I am trying to configure this webhook in a code repository, with the end goal of having this function imported into pipeline builder (This would be the input for the rest of the pipeline). I also have the transform-external-systems setting enabled from the documentation. From my understanding, I have to call the webhook, and also have an output as a dataset.
Could somebody tell me if I am on the right track with this code? I tried to mimic the documentation:
from palantir.datasets.core import Dataset
from palantir.datasets.webhooks import WebhookClient
from pyspark.sql import function
@function(sources=["Gdelt2Retrieve"])
def call_webhook() -> str:
# Create a WebhookClient instance
webhook_client = WebhookClient()
# Execute the webhook
try:
response = webhook_client.execute("Gdelt2")
except Exception as e:
return f"Error: Webhook call failed due to an exception: {e}"
# Check if the webhook execution was successful
if response.status_code != 200:
return f"Error: Webhook call failed with status code {response.status_code}, response: {response.text}"

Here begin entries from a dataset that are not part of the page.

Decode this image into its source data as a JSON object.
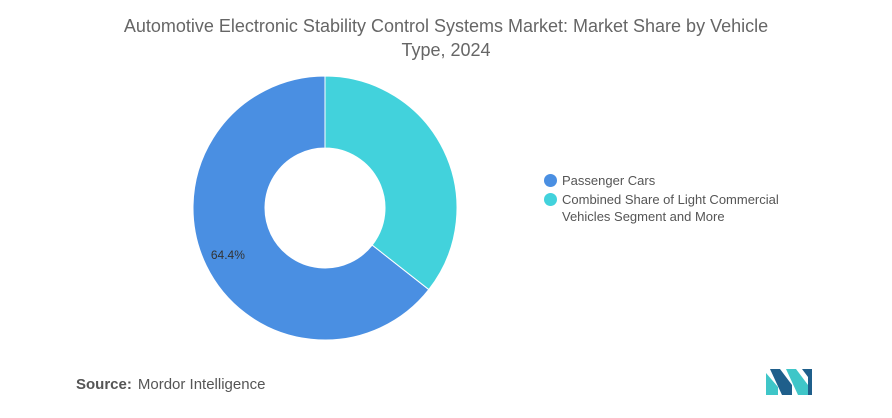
{
  "chart_data": {
    "type": "pie",
    "title": "Automotive Electronic Stability Control Systems Market: Market Share by Vehicle Type, 2024",
    "donut": true,
    "slices": [
      {
        "label": "Passenger Cars",
        "value": 64.4,
        "color": "#4a8fe2",
        "data_label": "64.4%"
      },
      {
        "label": "Combined Share of Light Commercial Vehicles Segment and More",
        "value": 35.6,
        "color": "#42d2dc",
        "data_label": ""
      }
    ],
    "legend_position": "right"
  },
  "source": {
    "label": "Source:",
    "text": "Mordor Intelligence"
  },
  "logo": {
    "icon": "mordor-intelligence-logo",
    "colors": [
      "#1f5f8b",
      "#3fc6c8"
    ]
  }
}
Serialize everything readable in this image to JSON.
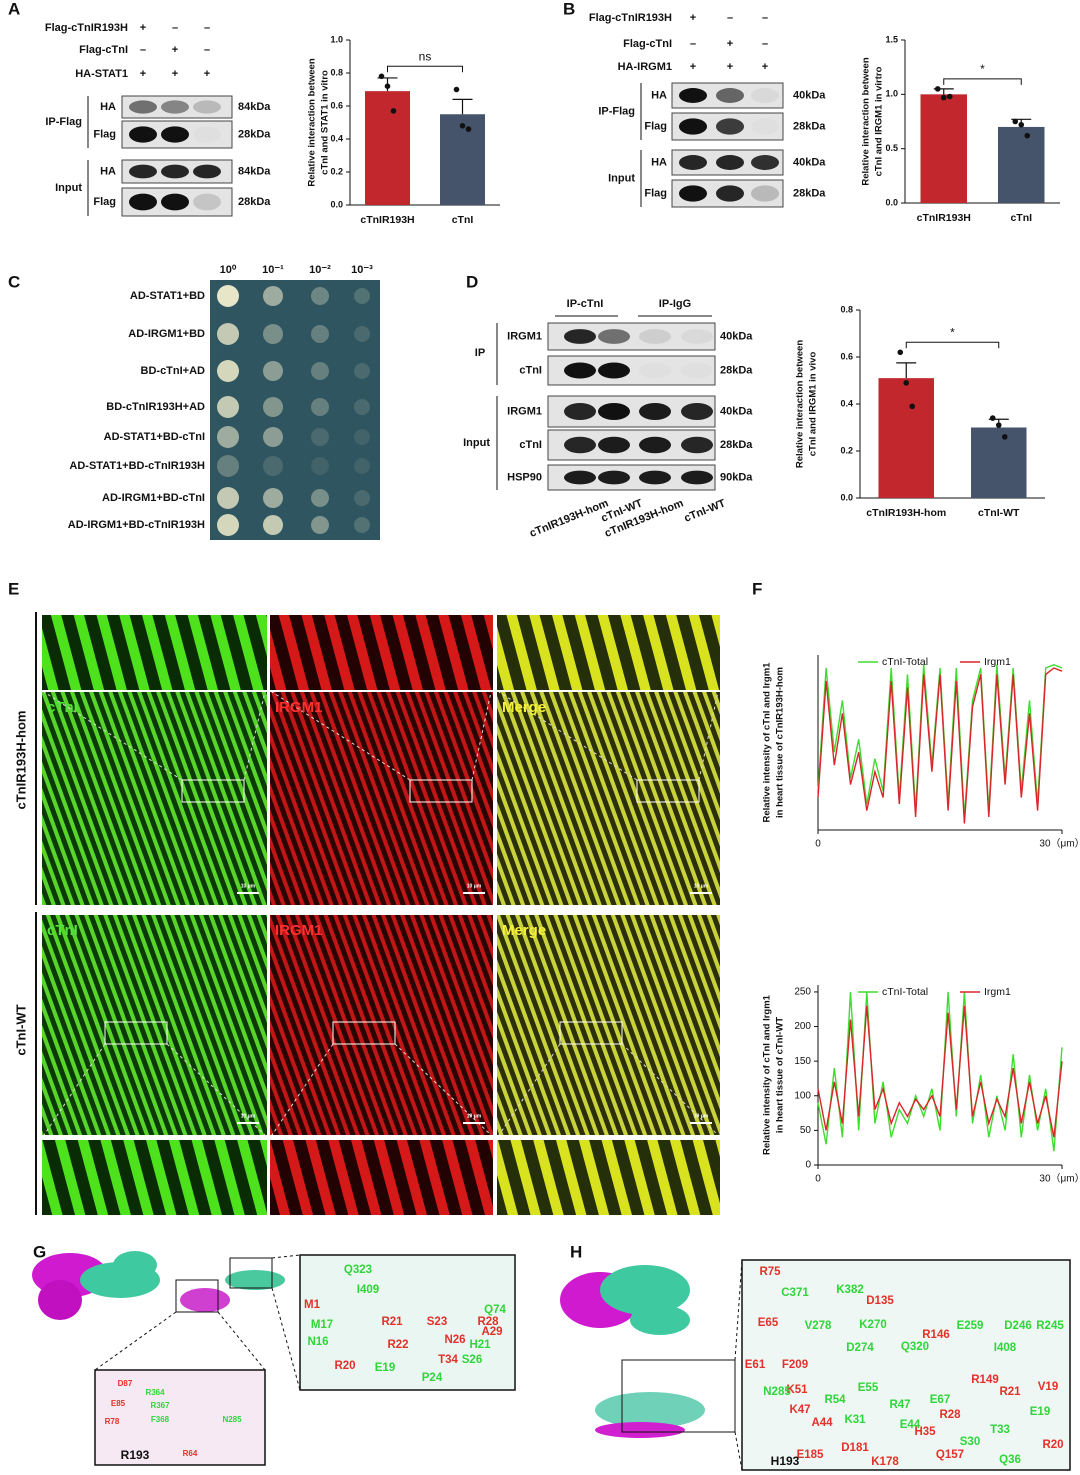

# Process the response data
try:
data = response.json() # Extract JSON data
except ValueError:
return "Error:"
return str(data)
Also, after importing my API: ‘Gdelt2Retrieve’, In the resources side tab it gives me this starter code:
import requests
@function(sources=["Gdelt2Retrieve"])
def my_function() -> String:
# TODO: specify endpoint url
response = requests.get(...)
if response.status_code != 200:
# Handle error
data = response.json()
# Use response data
I don’t necessarily need to use the function, but I figured this would be the easiest way to get a webhook integrated into the pipeline builder.